I hate to say it, but I think our chances for political action are about dead. Our politicians are creating a fascist nation bent on controlling the world. There are too many greedy rich people at the top controlling everything (including the voting apparatus) to allow it to have any meaning any more. The media spin is too good and it is controlled by the same powerful elite. So many people are too busy to take the time to learn any important current events and history, and only watch the news for weather, sports, or sensational stories.

We liberals have steadily lost ground since Carter left office. Clinton was no liberal. Clinton followed the same exact Zionist foreign policy as all the rest. All the politicians with very few exceptions are on the take. War enriches them while we foot the bill with our taxes and blood. How can we possibly hope for political solutions when we've reached this point, with no signs of the pendulum swinging back to the left? I see that we have no choice but to work towards making our own alternatives.
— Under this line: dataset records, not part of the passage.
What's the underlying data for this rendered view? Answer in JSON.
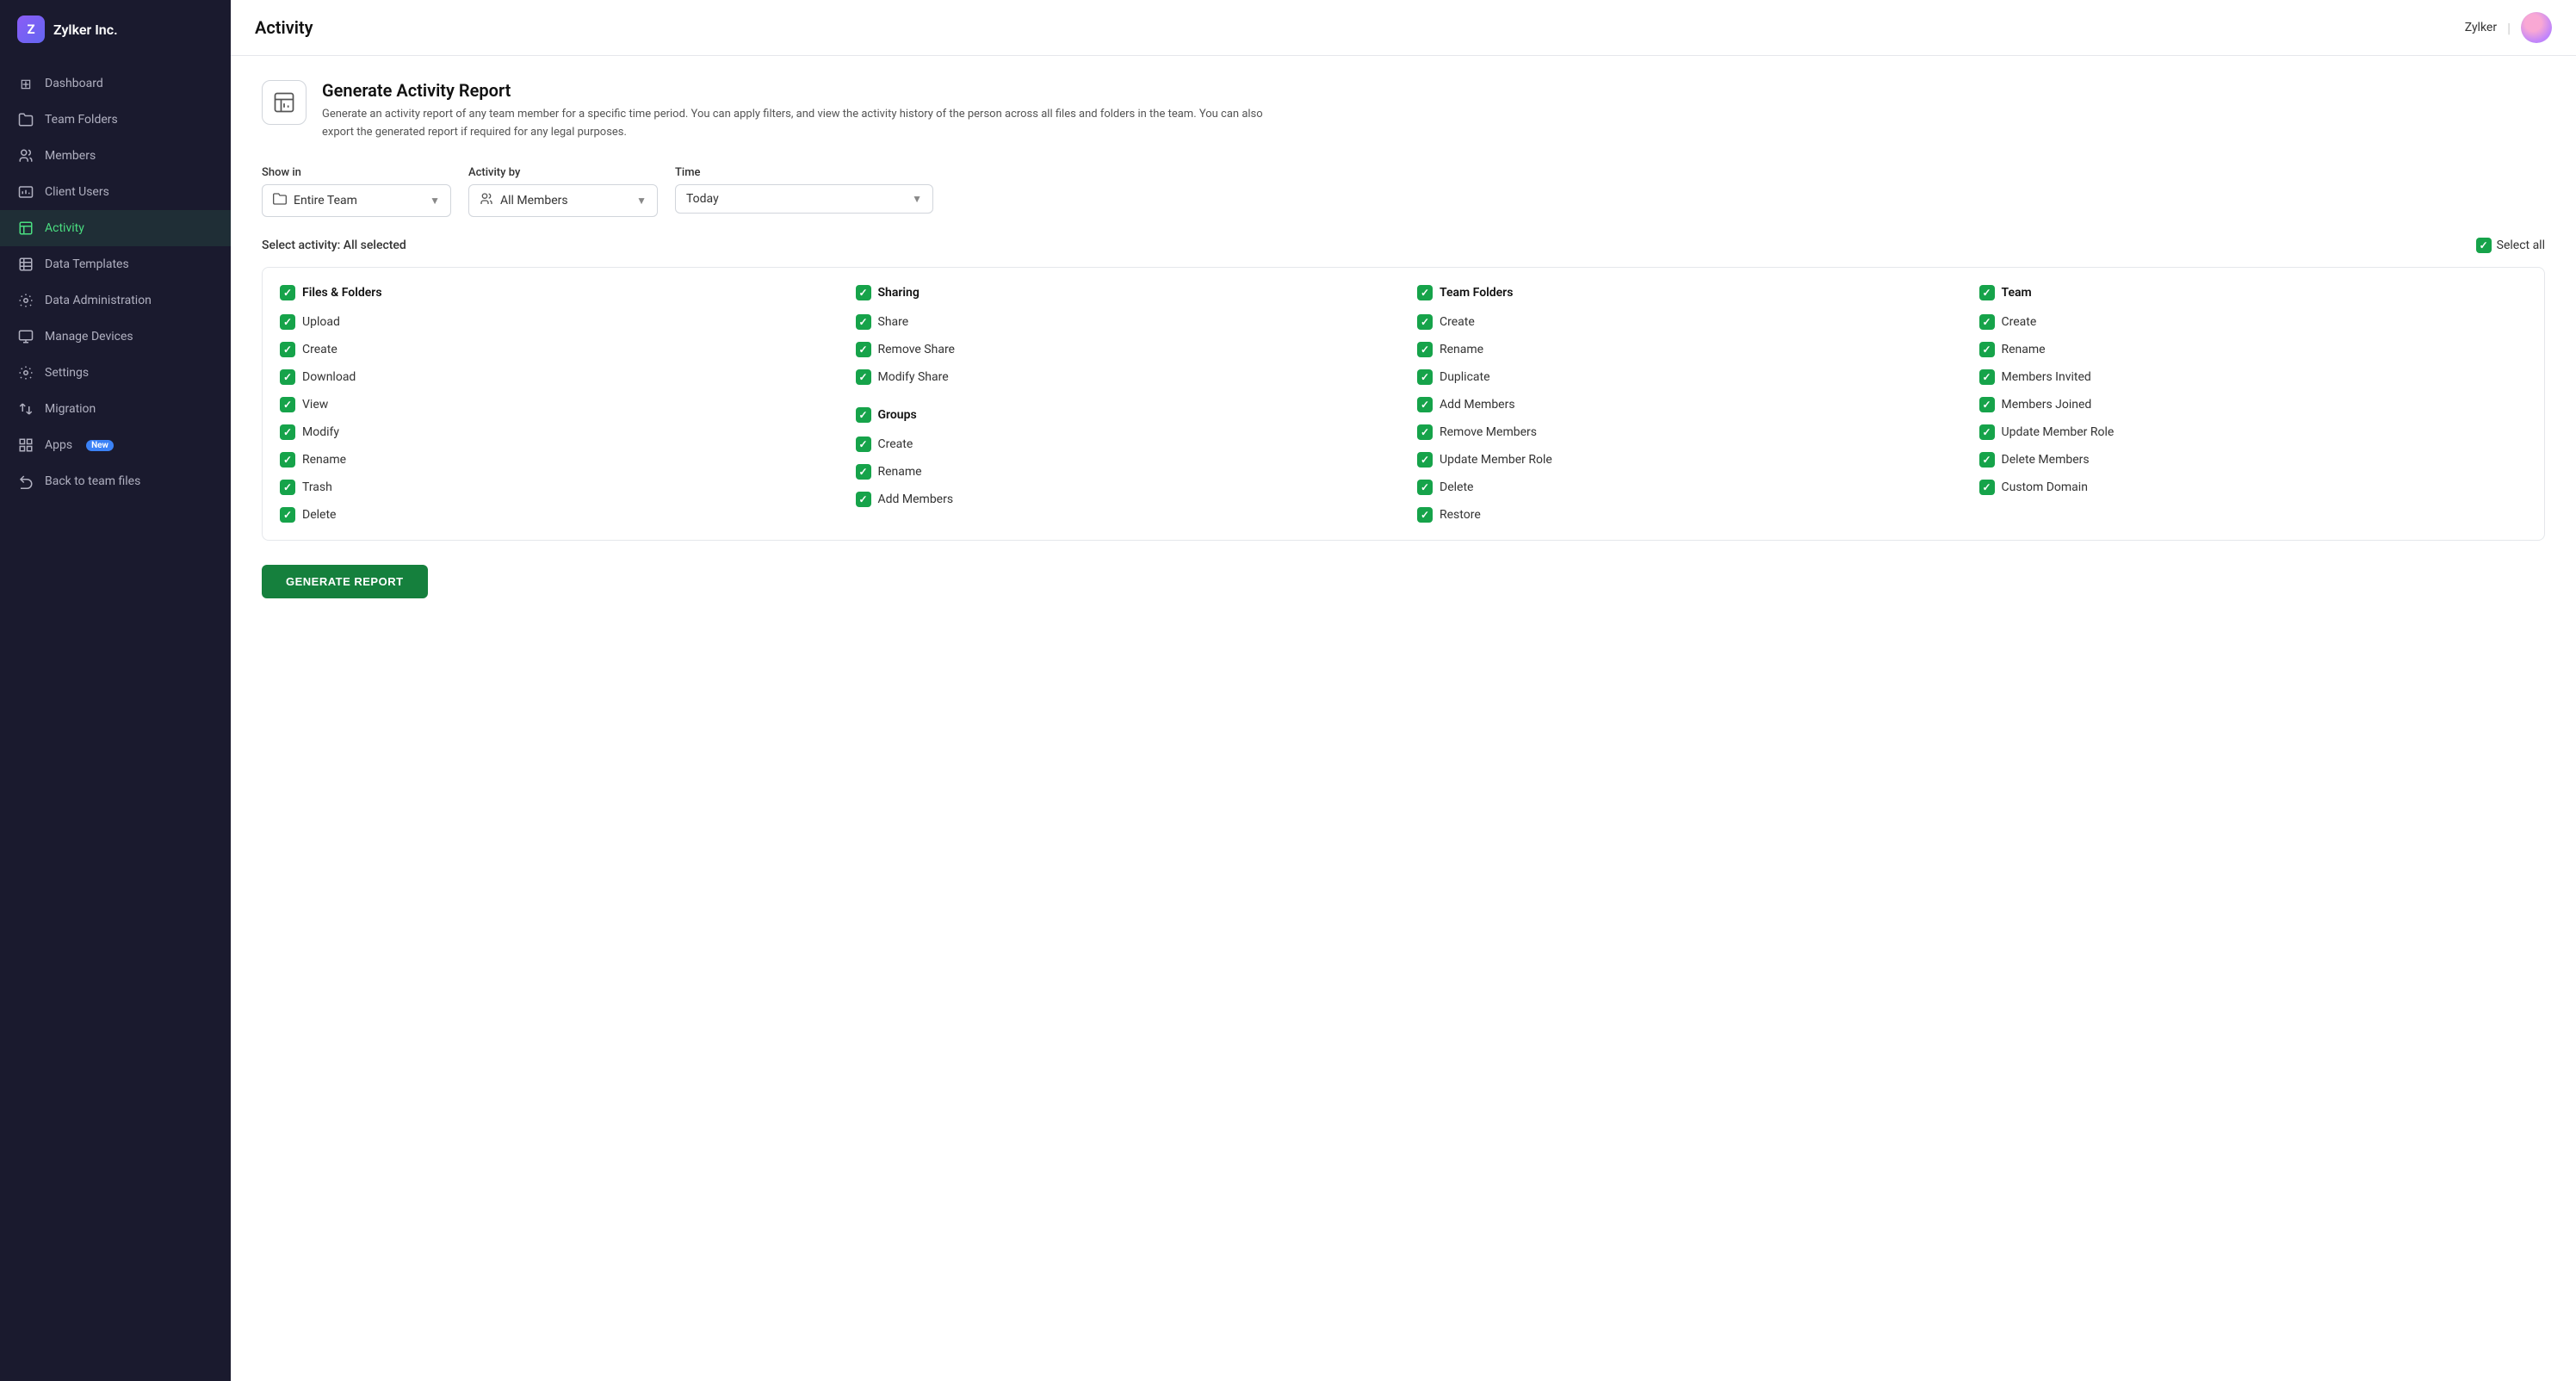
{
  "app": {
    "company": "Zylker Inc.",
    "logo_letter": "Z"
  },
  "sidebar": {
    "items": [
      {
        "id": "dashboard",
        "label": "Dashboard",
        "icon": "⊞",
        "active": false
      },
      {
        "id": "team-folders",
        "label": "Team Folders",
        "icon": "🗂",
        "active": false
      },
      {
        "id": "members",
        "label": "Members",
        "icon": "👥",
        "active": false
      },
      {
        "id": "client-users",
        "label": "Client Users",
        "icon": "🪪",
        "active": false
      },
      {
        "id": "activity",
        "label": "Activity",
        "icon": "📊",
        "active": true
      },
      {
        "id": "data-templates",
        "label": "Data Templates",
        "icon": "📋",
        "active": false
      },
      {
        "id": "data-administration",
        "label": "Data Administration",
        "icon": "⚙",
        "active": false
      },
      {
        "id": "manage-devices",
        "label": "Manage Devices",
        "icon": "🖥",
        "active": false
      },
      {
        "id": "settings",
        "label": "Settings",
        "icon": "⚙",
        "active": false
      },
      {
        "id": "migration",
        "label": "Migration",
        "icon": "↕",
        "active": false
      },
      {
        "id": "apps",
        "label": "Apps",
        "icon": "⊞",
        "active": false,
        "badge": "New"
      },
      {
        "id": "back-to-team-files",
        "label": "Back to team files",
        "icon": "↩",
        "active": false
      }
    ]
  },
  "topbar": {
    "title": "Activity",
    "user": "Zylker"
  },
  "report": {
    "title": "Generate Activity Report",
    "description": "Generate an activity report of any team member for a specific time period. You can apply filters, and view the activity history of the person across all files and folders in the team. You can also export the generated report if required for any legal purposes.",
    "icon": "📊"
  },
  "filters": {
    "show_in_label": "Show in",
    "show_in_value": "Entire Team",
    "activity_by_label": "Activity by",
    "activity_by_value": "All Members",
    "time_label": "Time",
    "time_value": "Today"
  },
  "select_activity": {
    "label": "Select activity: All selected",
    "select_all": "Select all"
  },
  "categories": [
    {
      "id": "files-folders",
      "label": "Files & Folders",
      "items": [
        "Upload",
        "Create",
        "Download",
        "View",
        "Modify",
        "Rename",
        "Trash",
        "Delete"
      ]
    },
    {
      "id": "sharing",
      "label": "Sharing",
      "items": [
        "Share",
        "Remove Share",
        "Modify Share"
      ],
      "subcategory": {
        "label": "Groups",
        "items": [
          "Create",
          "Rename",
          "Add Members"
        ]
      }
    },
    {
      "id": "team-folders",
      "label": "Team Folders",
      "items": [
        "Create",
        "Rename",
        "Duplicate",
        "Add Members",
        "Remove Members",
        "Update Member Role",
        "Delete",
        "Restore"
      ]
    },
    {
      "id": "team",
      "label": "Team",
      "items": [
        "Create",
        "Rename",
        "Members Invited",
        "Members Joined",
        "Update Member Role",
        "Delete Members",
        "Custom Domain"
      ]
    }
  ],
  "generate_button": "GENERATE REPORT"
}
Let the aristocracy eat gold. I'll expand my victory garden.


>Are lifestyle changes usesless? Hell no. If you are in the position
>to make such lifestyle changes and demonstrate that you can have a
>better life than people not doing it, it constittues a kind of
>propaganda ;

Yes, it does. When one person can show success in simpifying, it inspires 10 more. The light can expand ever wider.


>but it makes sense only as part of a larger
> political movement, and to the extent it does not drain energy
> from it.

It need not be political. It can't hurt the one who succeeds in simplication. They are much more likely to survive when the bottom falls out because they may be able to meet their needs on their own and they have much less invested to lose. Intentional communities are also another direction I see as a powerful force away from the status quo.